Step 1: Analyze the given function [tex]\( g(x) \)[/tex].
- The degree is 5 (highest power of [tex]\( x \)[/tex]).
- The leading coefficient is 3.
- The constant term is 12.
The Rational Root Theorem states that any rational root of a polynomial is of the form [tex]\( \frac{p}{q} \)[/tex], where [tex]\( p \)[/tex] is a factor of the constant term (12) and [tex]\( q \)[/tex] is a factor of the leading coefficient (3).
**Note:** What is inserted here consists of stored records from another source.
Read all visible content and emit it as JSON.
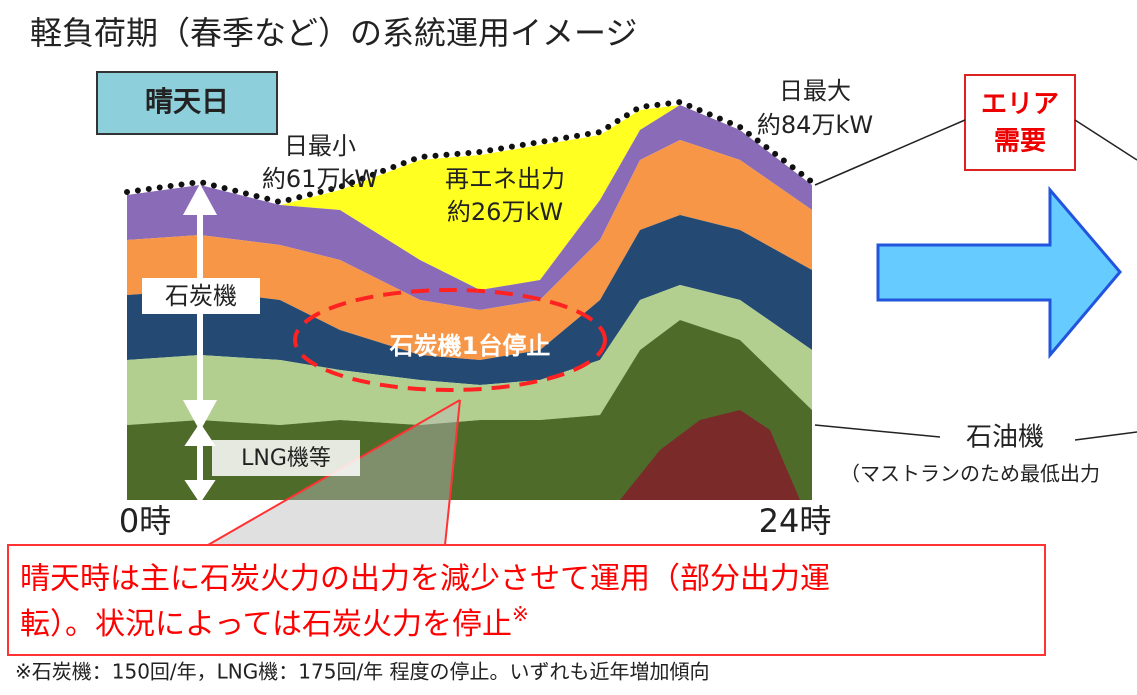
{
  "title": "軽負荷期（春季など）の系統運用イメージ",
  "badge": "晴天日",
  "min_label": [
    "日最小",
    "約61万kW"
  ],
  "renewable_label": [
    "再エネ出力",
    "約26万kW"
  ],
  "max_label": [
    "日最大",
    "約84万kW"
  ],
  "area_demand": [
    "エリア",
    "需要"
  ],
  "coal_label": "石炭機",
  "coal_stop": "石炭機1台停止",
  "lng_label": "LNG機等",
  "oil_label": "石油機",
  "oil_note": "（マストランのため最低出力",
  "x_start": "0時",
  "x_end": "24時",
  "note": {
    "text": [
      "晴天時は主に石炭火力の出力を減少させて運用（部分出力運",
      "転）。状況によっては石炭火力を停止"
    ],
    "mark": "※"
  },
  "footnote": "※石炭機：150回/年，LNG機：175回/年 程度の停止。いずれも近年増加傾向"
}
Factors of 12 are: [tex]\( \pm 1, \pm 2, \pm 3, \pm 4, \pm 6, \pm 12 \)[/tex].
Factors of 3 are: [tex]\( \pm 1, \pm 3 \)[/tex].
So the potential rational roots are:
[tex]\[ \pm 1, \pm 2, \pm 3, \pm 4, \pm 6, \pm 12, \pm \frac{1}{3}, \pm \frac{2}{3}, \pm 3, \pm \frac{4}{3}, \pm \frac{6}{3}, \pm 12. \][/tex]
Step 2: Compare the given functions to find one with the same set of potential rational roots.
Function 1: [tex]\( f(x) = 3x^5 - 2x^4 - 9x^3 + x^2 - 12 \)[/tex]
- The degree is 5.
- The leading coefficient is 3.
- The constant term is -12.
Here, the constant term is -12 (not the same as [tex]\( g(x) \)[/tex]), meaning the set of potential rational roots may differ if applied strictly.
Function 2: [tex]\( f(x) = 3x^6 - 2x^5 + 9x^4 - x^3 + 12x \)[/tex]
- The degree is 6 (not the same as [tex]\( g(x) \)[/tex]).
- The leading coefficient is 3.
- The constant term is 0.
Since the degrees are different, the functions can’t match in terms of the set of rational roots.
Function 3: [tex]\( f(x) = 12x^5 - 2x^4 + 9x^3 - x^2 + 3 \)[/tex]
- The degree is 5.
- The leading coefficient is 12 (not the same as [tex]\( g(x) \)[/tex]).
- The constant term is 3.
The leading coefficient and constant term differ from [tex]\( g(x) \)[/tex]; hence, the set of rational roots will be different.
Function 4: [tex]\( f(x) = 12x^5 - 8x^4 + 36x^3 - 4x^2 + 48 \)[/tex]
- The degree is 5.
- The leading coefficient is 12 (not the same as [tex]\( g(x) \)[/tex]).
- The constant term is 48.
Again, since both the leading coefficient and constant term differ, the sets of rational roots will be different.
Conclusion:
Among all the provided functions, none have precisely matching degree, leading coefficients, and constant terms comparable to [tex]\( g(x) \)[/tex]. Therefore, based on these criteria, there is no function among the given choices that satisfies having the same set of potential rational roots as [tex]\( g(x) \)[/tex].
Thus, the correct result based on this comparison is:
[tex]\[ 0 \][/tex]
This means none of the given functions have the rational root pattern as the function [tex]\( g(x) \)[/tex].